Additionally, our culture loves to believe what we read on the internet (ironically what you are doing right now). Despite this vaccine being shown by research in the US and multiple studies in Europe to be safe and demonstrate no pattern of serious neurologic or other injury, many in the US are still afraid that HPV immunization will make your child sick or is some kind of conspiracy theory. Does the vaccine hurt?…yes. Are adolescents, especially girls, more likely to pass out with this immunization?…sure. Do all immunization involve a very small likelihood of serious risk?…yes. But that’s about it. And those risks are much smaller than the risk you or your child has of being affected by HPV related disease. Our role as health care providers is to educate and advocate. If you ask any of my medical students they will tell you how they endured the “all things HPV” lecture during their time on OBGYN. My hope is that there will be more voices who advocate for HPV immunization and than any loud voice that might tell them otherwise.
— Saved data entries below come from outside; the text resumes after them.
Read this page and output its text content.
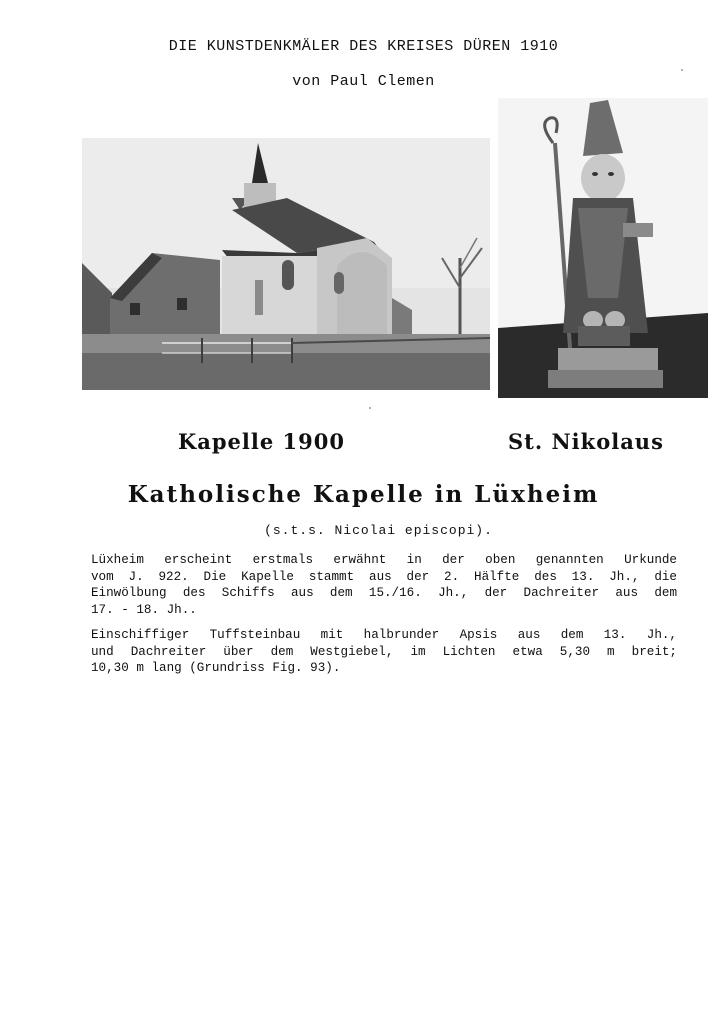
DIE KUNSTDENKMÄLER DES KREISES DÜREN 1910
von Paul Clemen
Kapelle 1900	St. Nikolaus
Katholische Kapelle in Lüxheim
(s.t.s. Nicolai episcopi).
Lüxheim erscheint erstmals erwähnt in der oben genannten Urkunde
vom J. 922. Die Kapelle stammt aus der 2. Hälfte des 13. Jh., die
Einwölbung des Schiffs aus dem 15./16. Jh., der Dachreiter aus dem
17. - 18. Jh..
Einschiffiger Tuffsteinbau mit halbrunder Apsis aus dem 13. Jh.,
und Dachreiter über dem Westgiebel, im Lichten etwa 5,30 m breit;
10,30 m lang (Grundriss Fig. 93).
So, health care providers….RECOMMEND the HPV vaccine. Telling a women she has cervical cancer, treating recurrent genital warts, seeing complication of pregnancies caused by the treatment of HPV related diseases is heart-breaking work. Trust that your patients will listen to you. Present them with the truth and advocate for their future health and the health of the people they love.
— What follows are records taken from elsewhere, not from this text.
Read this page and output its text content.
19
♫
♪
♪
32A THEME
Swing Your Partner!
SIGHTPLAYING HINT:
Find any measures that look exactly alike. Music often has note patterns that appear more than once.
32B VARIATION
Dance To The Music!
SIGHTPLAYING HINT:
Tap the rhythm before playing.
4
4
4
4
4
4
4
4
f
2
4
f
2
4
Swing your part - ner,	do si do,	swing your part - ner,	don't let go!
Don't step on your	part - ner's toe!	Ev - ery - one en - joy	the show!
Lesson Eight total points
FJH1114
Parents, pre-adolescents, teens, and those who know or love a parent, pre-adolescent or teen: don’t assume it can’t happen to you. As Ben Franklin said “an ounce of prevention is worth a pound of cure.” I hope I have to find something to do with those 20 hours a month I spend screening and treating HPV related disease. I hope that someday we will speak of cervical cancer and other HPV related diseases like we do of polio. Ask questions, get vaccinated, tell others. If you have questions, ask a trusted health care provider. If they can’t answer them, find another health care provider who can. You never know who the 4000 lives are that would be saved.